Wednesday, May 20, 2015

What This Blog Is About

Welcome to a new blog on welfare economics. Welfare economics provides the framework economists use to solve real world problems. So it's very important to get welfare economics right. Much of this blog will be about explaining how economists have not got welfare economics right, and what might be right instead.

There are essentially three premises that underlie my view of welfare economics:

 1. Economic agents choose to acquire the most value that is feasible to acquire.

2. That which is not chosen is not feasible, not sufficiently valuable to motivate action relative to cost, or both.

3. Creating markets is costly. In other words, transaction costs exist.

In other words, people do what they want insofar as they can.

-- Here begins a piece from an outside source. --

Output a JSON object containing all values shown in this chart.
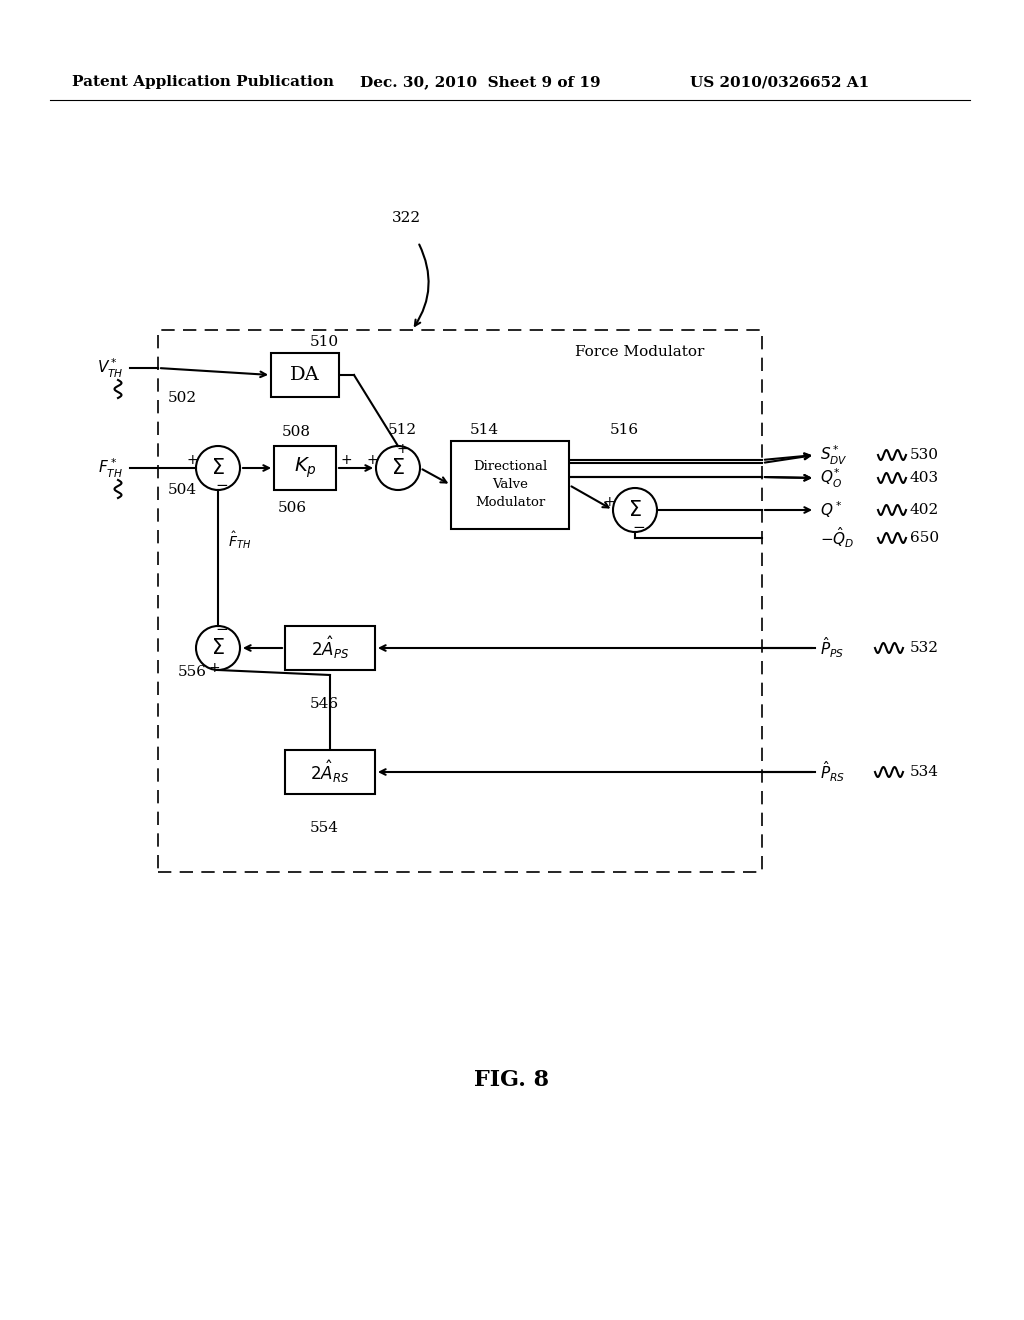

When they don't do something, it's because they can't or won't. And making markets is a thing that sometimes can't happen or isn't worth doing. All these premises, which are standard accepted truths among economists, yield the following conclusions:

1. Externalities don't exist.

2. Everything is efficient.

3. The task of welfare economics, handed down from Alfred Marshall to Arthur Pigou to the rest of the profession, might literally be impossible.

The first position would strike most economists as utterly asinine. Ronald Coase won the Nobel prize in economics in large part for proving this position in 1960. The second position has a history going back to at least Frank Knight and has been argued for by names like Stigler and Alchian, and Buchanan and Demsetz to some degree. It hasn't caught on. I will spend some time talking about why and where Stigler and Demsetz in particular go wrong. The third position is more speculative. It will be interesting to see how things go.

A note on the normative: although welfare economics is critical to normative considerations, this blog has no normative concerns. Everything is efficient, meaning capitalism is efficient, Communism is efficient, and so is everything in between. Efficiency does not distinguish between states according to normative (or any) considerations, but efficiency is not a normative property. And while externalities do not exist, coordination problems do.